Do you often feel tired?
Do you have no energy to do the things that are important to you? Do you feel apathetic, despondent, and empty?
Then being burned out is a genuine possibility. And it’s quite common too.
Over 75% of people will experience professional burnout at some point during their working lives.
Burnout isn’t just about feeling overworked – it’s also about having little motivation to carry on doing your job because you’ve lost interest in what you do and who your work affects.
Burnout is often the result of feeling like your work isn’t making a positive difference in the world. It’s about having little to no control over what you do day-to-day.
Many people experience burnout when they feel undervalued by their employer or team members like no one really care whether they’re around or not.
Or it can be because someone has unrealistic expectations of you, which leaves you with less space to use your own initiative and creativity on the job.
Burnout is your body’s way of saying that you’re not engaging with what you’re doing in the right way for you.
It can be prevented when you know how to look after yourself when things get tough at work, but it still needs time and attention, so the feelings of burnout don’t come back again in the future.
Here are 5 signs of burnout and some ideas on how to recover from it.
Table of Contents
5 Important Signs Of Burnout
Feeling Overwhelmed And Overworked
Losing Touch With What You Enjoy About Your Work
Feeling Disconnected From Your Fellow Team Members
Having Negative Thoughts About Your Job Or Employer
Not Caring About Your Professional Reputation Anymore
1) Feeling Overwhelmed And Overworked
You might feel overwhelmed by your workload if there’s more work than time available or if people expect too much of you all at once.
You could be doing an important job that requires significant effort. But your current situation feels like too much to handle because something has gone wrong along the way.
For example, you’ve been given a task that is beyond your level of expertise.
2) Losing Touch With What You Enjoy About Your Work
You might lose interest in what you do if no one gives you opportunities to learn and develop in your role.
As a result, every day starts to feel the same. When burnout strikes, you stop caring about whether or not things get done properly. Because it all feels pointless anyway when there’s nothing else on offer from your employer.

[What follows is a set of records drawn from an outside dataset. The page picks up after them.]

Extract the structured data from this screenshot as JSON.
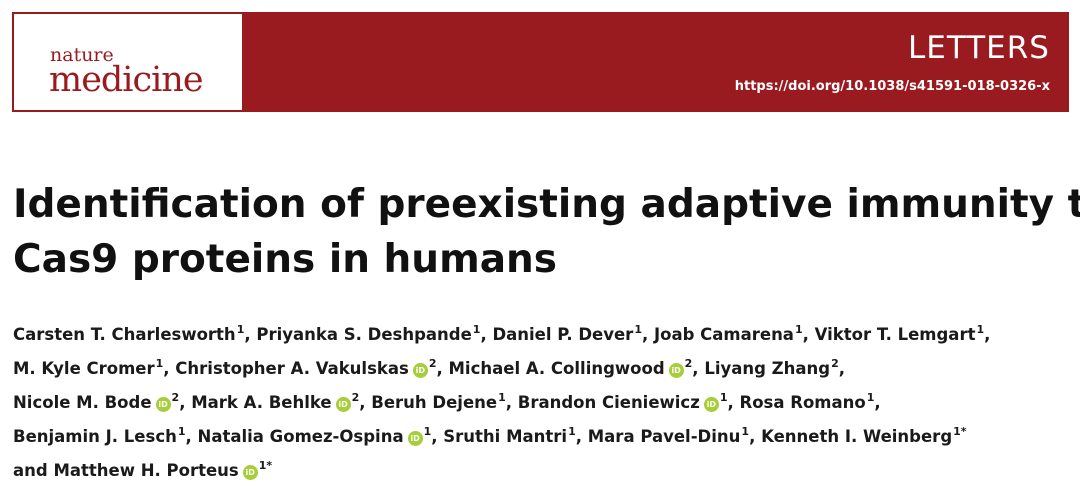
{
  "header": {
    "journal_small": "nature",
    "journal_big": "medicine",
    "section": "LETTERS",
    "doi": "https://doi.org/10.1038/s41591-018-0326-x",
    "brand_color": "#9a1b1f"
  },
  "article": {
    "title_line1": "Identification of preexisting adaptive immunity to",
    "title_line2": "Cas9 proteins in humans"
  },
  "orcid": {
    "icon": "orcid-icon",
    "glyph": "iD",
    "color": "#a6ce39"
  },
  "authors": [
    {
      "name": "Carsten T. Charlesworth",
      "aff": "1"
    },
    {
      "name": "Priyanka S. Deshpande",
      "aff": "1"
    },
    {
      "name": "Daniel P. Dever",
      "aff": "1"
    },
    {
      "name": "Joab Camarena",
      "aff": "1"
    },
    {
      "name": "Viktor T. Lemgart",
      "aff": "1"
    },
    {
      "name": "M. Kyle Cromer",
      "aff": "1"
    },
    {
      "name": "Christopher A. Vakulskas",
      "aff": "2"
    },
    {
      "name": "Michael A. Collingwood",
      "aff": "2"
    },
    {
      "name": "Liyang Zhang",
      "aff": "2"
    },
    {
      "name": "Nicole M. Bode",
      "aff": "2"
    },
    {
      "name": "Mark A. Behlke",
      "aff": "2"
    },
    {
      "name": "Beruh Dejene",
      "aff": "1"
    },
    {
      "name": "Brandon Cieniewicz",
      "aff": "1"
    },
    {
      "name": "Rosa Romano",
      "aff": "1"
    },
    {
      "name": "Benjamin J. Lesch",
      "aff": "1"
    },
    {
      "name": "Natalia Gomez-Ospina",
      "aff": "1"
    },
    {
      "name": "Sruthi Mantri",
      "aff": "1"
    },
    {
      "name": "Mara Pavel-Dinu",
      "aff": "1"
    },
    {
      "name": "Kenneth I. Weinberg",
      "aff": "1*"
    },
    {
      "name": "Matthew H. Porteus",
      "aff": "1*"
    }
  ],
  "conjunction": "and"
}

3) Feeling Disconnected From Your Fellow Team Members
If you’re feeling disconnected from other people around you at work, then this could be a sign of burnout, too. Especially if these disconnections have been going on for several weeks.
This could be due to a breakdown of communication within your team, or it could be because you’re unhappy, which has caused rifts between you and your colleagues.
4) Having Negative Thoughts About Your Job Or Employer
If it feels like all you ever think about lately is how awful the work environment is and how much you want to leave as soon as possible, then perhaps you’re suffering from burnout already.
Feeling fed up with your current job is one thing – but those thoughts that constantly go round in your head don’t feel good at all, do they?
It’s time to take action before those negative thoughts start taking over completely.
5) Not Caring About Your Professional Reputation Anymore
When you’ve become burned out, it often feels like no one will notice if you leave or not. You might feel like everyone at your workplace would be better off without you and that things would actually improve due to your departure.
While this isn’t always true (and those feelings can also indicate depression), feeling detached from what you do is never good for your motivation levels.
How To Recover From Burnout
What does balance mean to you? How much time should you spend doing the things that renew your energy so that work doesn’t run your life?
Think about these things honestly and write them down somewhere, so they’re easy to remember when you feel stressed and overwhelmed again.
When you feel like you’re burning out, try to take a step back from everything going on and concentrate on the things that make you happy and healthy.
Think about what really matters: your family, friends, or even your pet! Remembering these things can help you get through the tough times at work without burning out too fast.
If possible, ask someone else in your workplace to help support you when things get difficult so that neither end up feeling isolated. It can be both challenging and scary, but it helps if someone is there with you every step of the way.
Your wellbeing at work should come first because if it doesn’t, then no one else’s will either – and this will make life difficult for everyone involved.
So don’t give up on yourself, and don’t be afraid to ask for help if you need it!
If you’re a manager concerned that some of your employees may be at risk of burnout, try to encourage them to take regular breaks from work.
Between these breaks, talk with your team members about their current workloads and how they can manage tasks more effectively.
Burnout is a serious issue that can have lasting consequences. It may be difficult to find the motivation to take care of yourself, but it’s important for your physical health and your mental well-being.
This post has provided you with some helpful tips on recovering from burnout and avoiding it in the future.
It’s important to note that burnout can be prevented if caught early enough – so take a look at these tips before they become an issue!
What did you think of our list? Did any of the points resonate with you?